Mr Worboyes said he is frustrated with the situation and said he has been told by some agencies that due to the river being in private property, and do not present a health concern, the fish do not need to be collected.
An EA spokesman said: “Our fisheries officers are reacting to an average of two new incidents per day which is involving a lot of resource.
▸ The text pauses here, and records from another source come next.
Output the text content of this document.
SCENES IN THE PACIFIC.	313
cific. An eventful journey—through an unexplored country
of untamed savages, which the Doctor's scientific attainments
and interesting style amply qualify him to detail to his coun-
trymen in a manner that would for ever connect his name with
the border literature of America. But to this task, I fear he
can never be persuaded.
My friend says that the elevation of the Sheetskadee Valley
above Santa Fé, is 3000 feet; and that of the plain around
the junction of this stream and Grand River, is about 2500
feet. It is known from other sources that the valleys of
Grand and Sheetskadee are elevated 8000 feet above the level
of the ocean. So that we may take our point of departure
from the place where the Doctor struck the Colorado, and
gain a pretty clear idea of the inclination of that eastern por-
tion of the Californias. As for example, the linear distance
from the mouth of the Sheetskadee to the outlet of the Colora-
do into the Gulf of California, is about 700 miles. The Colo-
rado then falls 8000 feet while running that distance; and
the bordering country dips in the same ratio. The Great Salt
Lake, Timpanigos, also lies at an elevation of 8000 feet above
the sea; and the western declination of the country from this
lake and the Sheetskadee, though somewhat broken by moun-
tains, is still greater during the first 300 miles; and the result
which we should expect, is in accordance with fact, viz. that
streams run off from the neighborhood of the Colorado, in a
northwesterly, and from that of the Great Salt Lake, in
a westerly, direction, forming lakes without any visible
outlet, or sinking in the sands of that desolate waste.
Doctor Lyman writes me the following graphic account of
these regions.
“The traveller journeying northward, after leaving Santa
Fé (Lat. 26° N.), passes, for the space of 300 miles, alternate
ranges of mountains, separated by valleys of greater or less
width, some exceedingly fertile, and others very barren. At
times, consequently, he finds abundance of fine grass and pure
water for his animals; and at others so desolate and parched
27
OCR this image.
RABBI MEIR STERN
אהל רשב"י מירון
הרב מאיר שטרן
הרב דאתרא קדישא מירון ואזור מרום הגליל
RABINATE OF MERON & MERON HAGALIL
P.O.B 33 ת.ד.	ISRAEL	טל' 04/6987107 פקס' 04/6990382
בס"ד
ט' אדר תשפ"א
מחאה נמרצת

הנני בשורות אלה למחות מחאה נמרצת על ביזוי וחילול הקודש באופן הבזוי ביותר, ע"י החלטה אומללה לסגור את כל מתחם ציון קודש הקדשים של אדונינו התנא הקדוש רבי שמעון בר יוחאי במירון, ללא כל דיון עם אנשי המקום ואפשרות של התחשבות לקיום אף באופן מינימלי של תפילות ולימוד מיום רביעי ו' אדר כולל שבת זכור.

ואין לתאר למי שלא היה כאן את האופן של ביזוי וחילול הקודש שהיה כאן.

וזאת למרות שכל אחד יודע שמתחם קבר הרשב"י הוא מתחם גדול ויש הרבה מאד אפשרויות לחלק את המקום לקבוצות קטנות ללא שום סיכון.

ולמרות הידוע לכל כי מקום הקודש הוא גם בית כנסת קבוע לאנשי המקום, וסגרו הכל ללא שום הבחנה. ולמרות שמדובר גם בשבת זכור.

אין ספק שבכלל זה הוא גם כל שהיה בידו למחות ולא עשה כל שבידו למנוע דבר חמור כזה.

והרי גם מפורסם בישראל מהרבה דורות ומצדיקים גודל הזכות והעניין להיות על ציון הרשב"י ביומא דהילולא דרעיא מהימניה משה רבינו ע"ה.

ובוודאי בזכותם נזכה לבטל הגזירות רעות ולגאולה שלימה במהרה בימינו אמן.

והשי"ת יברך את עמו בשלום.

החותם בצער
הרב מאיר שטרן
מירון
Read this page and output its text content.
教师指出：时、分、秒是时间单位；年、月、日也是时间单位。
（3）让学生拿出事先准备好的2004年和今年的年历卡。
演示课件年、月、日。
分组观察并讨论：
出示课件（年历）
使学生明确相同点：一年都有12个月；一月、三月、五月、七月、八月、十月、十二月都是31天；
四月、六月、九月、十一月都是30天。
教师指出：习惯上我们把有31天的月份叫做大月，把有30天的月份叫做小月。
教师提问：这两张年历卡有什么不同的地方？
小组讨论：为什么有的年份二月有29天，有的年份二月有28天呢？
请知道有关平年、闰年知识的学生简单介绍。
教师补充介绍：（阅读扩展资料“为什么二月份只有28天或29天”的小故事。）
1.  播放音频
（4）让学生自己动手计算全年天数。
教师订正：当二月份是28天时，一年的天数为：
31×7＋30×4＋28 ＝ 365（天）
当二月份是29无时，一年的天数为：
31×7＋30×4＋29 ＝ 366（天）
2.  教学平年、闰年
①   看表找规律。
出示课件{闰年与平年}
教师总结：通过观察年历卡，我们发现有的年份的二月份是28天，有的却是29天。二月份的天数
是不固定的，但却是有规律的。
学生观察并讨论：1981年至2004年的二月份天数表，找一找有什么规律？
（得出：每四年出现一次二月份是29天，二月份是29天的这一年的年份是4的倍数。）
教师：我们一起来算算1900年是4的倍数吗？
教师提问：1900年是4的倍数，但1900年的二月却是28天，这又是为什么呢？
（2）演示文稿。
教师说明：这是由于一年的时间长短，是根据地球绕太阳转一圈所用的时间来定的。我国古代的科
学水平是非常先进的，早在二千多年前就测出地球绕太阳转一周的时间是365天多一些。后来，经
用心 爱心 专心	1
As such we have had to prioritise larger mortality reports rather than minor incidents.
“In most cases we do not remove dead fish as this is a landowner’s responsibility-unless they pose a flood risk.
“Given the temperatures it is likely the fish in the Thet will have decomposed by the weekend and with the natural flow of the river, they then disappear into the river system.”
The Environment Agency said distressed and dead fish have been reported across East Anglia and more than 6,000 fish have been affected.
On Wednesday and Thursday EA officers were monitoring dissolved oxygen levels on the River Waveney between Scole and Billingford which were low.
They attempted to raise the levels to prevent an impact on the river and its wildlife.
The EA were called to the scene on Tuesday after reports of fish gasping for air at the surface of the water.
Across two days, using nets and water containers, officers transferred around 2,000 fish to the river, including pike, roach and perch.
An Environment Agency spokesperson said: “We have responded to an unprecedented number reports relating to fish in distress across East Anglia in the last few days.
“Our teams have been responding to reports by deploying aeration equipment and using hydrogen peroxide in affected stretches of river to boost oxygen levels.
“At this time of year we regularly respond to reports of fish in distress due to natural processes reducing oxygen levels in the water.
“In addition, when we experience a heavy storm after a long dry period, debris that has accumulated in the drainage systems is flushed into the rivers.
“As a result, the algae and micro-organisms in the rivers rapidly multiply which causes a significant drop in oxygen levels. This results in the fish being starved of oxygen.”
People are asked to call the EA if they see dead fish or fish gasping for breath. The hotline number is 0800 80 70 60.